2 fertility clinic failures 'beyond stunning'

University Hospitals statement concerning fertility clinic

University Hospitals statement concerning fertility clinic

Dr Kevin Doody is lab director at the Center for Assisted Reproduction in Texas and past president of the Society for Assisted Reproductive Technology.

An "unexpected temperature fluctuation with the tissue storage bank" occurred over the weekend of March 3 and 4, according to a statement from UH on March 8, at which point the system didn't know the viability of the eggs and embryos. And a larger group whose tissue was unaffected. "Our goal is to provide all the patients we see with some kind of a family".

What happens to the eggs and embryos?

Clinic spokesman Alden Romney told the Post the eggs and embryos from the troubled tank represent as much as 15 percent of the total stored at the facility. They have not checked any of the embryos, he said.

The hospital said in a statement on its website that officials are investigating the cause of the malfunction. When the liquid nitrogen temperature rises above negative 150 degrees, the alarm sounds and the employees are notified through a phone call or email. Embryos - fertilized eggs - are stored individually.

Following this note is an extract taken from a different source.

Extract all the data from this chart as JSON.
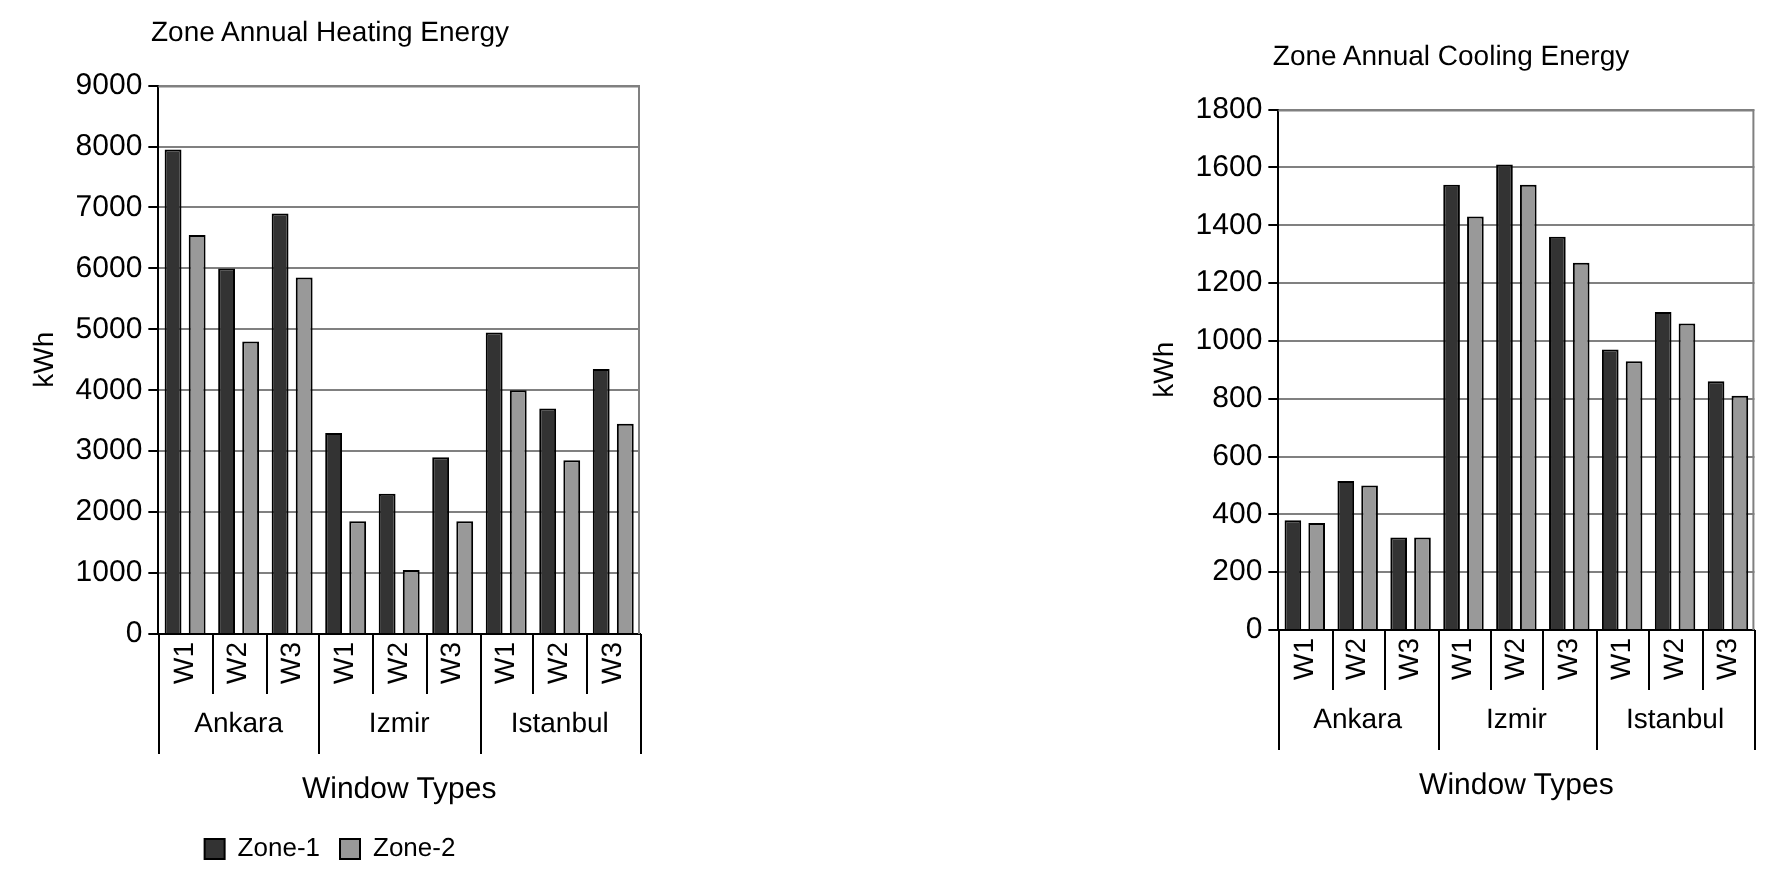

Amber and Elliott Ash, of Bay Village, said they had two embryos stored at the clinic after Elliott's cancer diagnosis in 2003.

Herbert told the Post, "This was a bad incident, but I was reassured that".

A fertility expert says that the almost simultaneous storage failures at two fertility clinics across the country from each other are "beyond stunning" but that it appears to be just a coincidence.

Hunt said staff members at the Grand Rapids clinic also physically check the tanks every week.

"As soon as the issue was discovered, our most senior embryologists took immediate action to transfer those tissues from the affected equipment to a new piece of equipment".

According to the National Institute of Health, the cost of freezing and storing eggs can be as high as $10,000 per year.

"I've talked to a lot of women and couples who have spoken with their fertility doctors, and not a one of them has been told that their embryos are still viable", Merriman said. At least one family told us they have been informed by UH that their embryos are no longer viable. He moved to San Francisco in 1990 and, with colleagues, purchased Pacific Fertility Center nine years later.

The lawsuit alleges that University Hospitals failed to properly monitor the liquid nitrogen storage tank containing the frozen embryos and eggs; failed to implement appropriate policies and procedures to protect the embryos and eggs from any environmental control malfunctions of the storage tanks/freezers; and failed to maintain the human embryos and/or eggs in a usable form and condition as required under the contract they entered with their patients. Some of the samples date to the 1980s, said Dr. James Liu, head of the hospital's obstetrics and gynecology department.